Leonardo Villar, directeur de la Banco de la República, a déclaré que la réunion du conseil d'administration d'avril ne pourra pas se tenir si le ministre des Finances, Germán Ávila, n'y assiste pas. Il a averti qu'une telle absence exercerait une pression sur l'autonomie de la banque centrale à la suite d'un récent désaccord. Villar s'est dit convaincu que le bon sens prévaudra.
Leonardo Villar, directeur de la Banco de la República, a confié à Bloomberg Línea que la présence du ministre des Finances, Germán Ávila, est requise pour que la réunion du conseil d'administration du 30 avril puisse se tenir et décider des taux d'intérêt. "S'il ne se présente pas, nous devrons voir comment les institutions du pays peuvent garantir le respect de la Constitution", a-t-il déclaré.
Cela fait suite au départ anticipé d'Ávila lors de la précédente réunion en raison d'un désaccord sur une hausse des taux d'intérêt, suivi d'une conférence de presse.

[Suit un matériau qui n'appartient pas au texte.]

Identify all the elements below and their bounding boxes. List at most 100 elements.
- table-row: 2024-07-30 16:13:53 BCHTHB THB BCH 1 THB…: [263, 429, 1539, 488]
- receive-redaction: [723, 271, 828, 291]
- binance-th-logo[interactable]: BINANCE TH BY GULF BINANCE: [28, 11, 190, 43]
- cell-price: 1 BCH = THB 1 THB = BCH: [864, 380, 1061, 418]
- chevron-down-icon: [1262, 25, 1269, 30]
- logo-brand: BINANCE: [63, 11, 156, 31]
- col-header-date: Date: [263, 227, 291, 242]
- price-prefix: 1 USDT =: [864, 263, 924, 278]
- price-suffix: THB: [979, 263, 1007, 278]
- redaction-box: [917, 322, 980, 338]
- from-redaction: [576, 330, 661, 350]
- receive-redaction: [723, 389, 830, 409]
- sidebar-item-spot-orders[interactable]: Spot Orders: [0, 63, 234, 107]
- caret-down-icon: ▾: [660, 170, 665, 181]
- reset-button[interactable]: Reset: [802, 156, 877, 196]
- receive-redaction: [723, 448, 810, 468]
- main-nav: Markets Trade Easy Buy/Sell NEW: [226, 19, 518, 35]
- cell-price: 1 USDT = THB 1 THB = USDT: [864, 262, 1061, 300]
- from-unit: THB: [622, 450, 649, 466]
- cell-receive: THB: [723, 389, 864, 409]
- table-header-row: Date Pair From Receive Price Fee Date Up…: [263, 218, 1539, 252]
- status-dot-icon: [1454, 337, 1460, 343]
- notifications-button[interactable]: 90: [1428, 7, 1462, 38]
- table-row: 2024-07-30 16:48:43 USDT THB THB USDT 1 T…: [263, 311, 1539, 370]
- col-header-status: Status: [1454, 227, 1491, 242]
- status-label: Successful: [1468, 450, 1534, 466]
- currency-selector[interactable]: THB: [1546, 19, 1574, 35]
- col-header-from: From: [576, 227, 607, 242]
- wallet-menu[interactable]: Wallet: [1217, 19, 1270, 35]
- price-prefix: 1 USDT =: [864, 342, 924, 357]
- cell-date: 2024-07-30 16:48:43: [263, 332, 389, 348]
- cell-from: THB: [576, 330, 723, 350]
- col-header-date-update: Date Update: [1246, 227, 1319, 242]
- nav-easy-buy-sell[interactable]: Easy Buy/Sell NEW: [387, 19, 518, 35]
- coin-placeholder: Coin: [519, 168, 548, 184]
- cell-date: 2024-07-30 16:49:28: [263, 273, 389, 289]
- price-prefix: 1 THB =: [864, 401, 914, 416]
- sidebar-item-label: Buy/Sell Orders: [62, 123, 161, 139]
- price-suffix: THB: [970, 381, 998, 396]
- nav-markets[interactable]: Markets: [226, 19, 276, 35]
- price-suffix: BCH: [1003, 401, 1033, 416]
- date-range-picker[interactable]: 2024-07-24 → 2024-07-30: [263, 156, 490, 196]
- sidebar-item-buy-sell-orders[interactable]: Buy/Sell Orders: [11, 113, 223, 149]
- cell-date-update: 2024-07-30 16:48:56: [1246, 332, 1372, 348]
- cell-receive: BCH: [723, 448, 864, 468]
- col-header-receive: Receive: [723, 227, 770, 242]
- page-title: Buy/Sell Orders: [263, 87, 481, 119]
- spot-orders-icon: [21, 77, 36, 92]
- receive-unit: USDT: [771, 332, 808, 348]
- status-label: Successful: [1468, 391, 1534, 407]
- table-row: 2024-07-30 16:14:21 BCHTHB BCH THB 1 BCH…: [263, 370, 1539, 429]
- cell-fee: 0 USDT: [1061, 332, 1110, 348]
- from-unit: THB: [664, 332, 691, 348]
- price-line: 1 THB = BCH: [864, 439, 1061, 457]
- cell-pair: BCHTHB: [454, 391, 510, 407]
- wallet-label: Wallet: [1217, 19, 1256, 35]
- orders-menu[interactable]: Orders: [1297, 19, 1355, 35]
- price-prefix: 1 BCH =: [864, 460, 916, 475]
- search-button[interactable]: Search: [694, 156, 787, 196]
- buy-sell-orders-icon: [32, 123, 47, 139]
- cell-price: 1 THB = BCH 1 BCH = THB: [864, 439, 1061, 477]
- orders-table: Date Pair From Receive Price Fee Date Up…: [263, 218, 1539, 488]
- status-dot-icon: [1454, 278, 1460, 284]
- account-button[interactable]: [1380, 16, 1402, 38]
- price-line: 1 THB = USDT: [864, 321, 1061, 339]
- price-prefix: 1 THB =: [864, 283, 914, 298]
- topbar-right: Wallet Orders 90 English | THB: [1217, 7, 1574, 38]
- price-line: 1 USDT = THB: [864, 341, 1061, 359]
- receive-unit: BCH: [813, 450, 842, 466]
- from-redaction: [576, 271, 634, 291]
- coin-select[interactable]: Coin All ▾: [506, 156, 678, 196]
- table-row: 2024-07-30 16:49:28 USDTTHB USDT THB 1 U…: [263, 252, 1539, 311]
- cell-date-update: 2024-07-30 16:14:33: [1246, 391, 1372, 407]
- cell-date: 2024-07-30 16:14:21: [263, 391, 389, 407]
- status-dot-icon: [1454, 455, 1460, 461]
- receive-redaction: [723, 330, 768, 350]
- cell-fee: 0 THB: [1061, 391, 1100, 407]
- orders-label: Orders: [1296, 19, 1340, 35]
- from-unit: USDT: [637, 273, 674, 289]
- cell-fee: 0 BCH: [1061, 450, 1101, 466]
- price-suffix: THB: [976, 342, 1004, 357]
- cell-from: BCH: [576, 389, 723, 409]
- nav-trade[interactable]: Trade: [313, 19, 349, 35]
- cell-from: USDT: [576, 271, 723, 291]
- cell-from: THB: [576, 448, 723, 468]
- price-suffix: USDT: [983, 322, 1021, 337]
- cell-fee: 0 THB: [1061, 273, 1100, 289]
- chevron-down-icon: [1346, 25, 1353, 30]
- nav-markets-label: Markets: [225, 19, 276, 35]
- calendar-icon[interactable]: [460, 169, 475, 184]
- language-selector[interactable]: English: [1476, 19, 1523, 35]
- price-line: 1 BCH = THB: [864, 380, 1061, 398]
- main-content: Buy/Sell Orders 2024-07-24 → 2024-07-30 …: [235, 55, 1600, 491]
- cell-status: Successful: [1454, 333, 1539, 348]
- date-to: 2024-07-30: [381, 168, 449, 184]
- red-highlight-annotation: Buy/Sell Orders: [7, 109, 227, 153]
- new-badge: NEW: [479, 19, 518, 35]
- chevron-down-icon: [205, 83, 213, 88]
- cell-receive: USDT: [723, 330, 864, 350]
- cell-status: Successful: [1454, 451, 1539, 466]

Villar a noté que les remises en question de l'indépendance de la banque nuisent à la perception des investisseurs, augmentent les coûts d'emprunt du gouvernement—passant d'environ 9 % à 13,6 %—et déstabilisent les marchés.
Villar a également exprimé son inquiétude concernant l'inflation sous-jacente, qui est passée de 4,85 % en novembre 2025 à 5,51 % en février 2026. Il a lié les pressions économiques à la détérioration budgétaire et a averti que la hausse des prix du pétrole due aux tensions avec l'Iran pourrait stimuler les exportations mais alimenter l'inflation par le renchérissement des engrais et des denrées alimentaires.
"J'ai bon espoir que le bon sens prévaudra", a déclaré Villar à propos de la réunion à venir.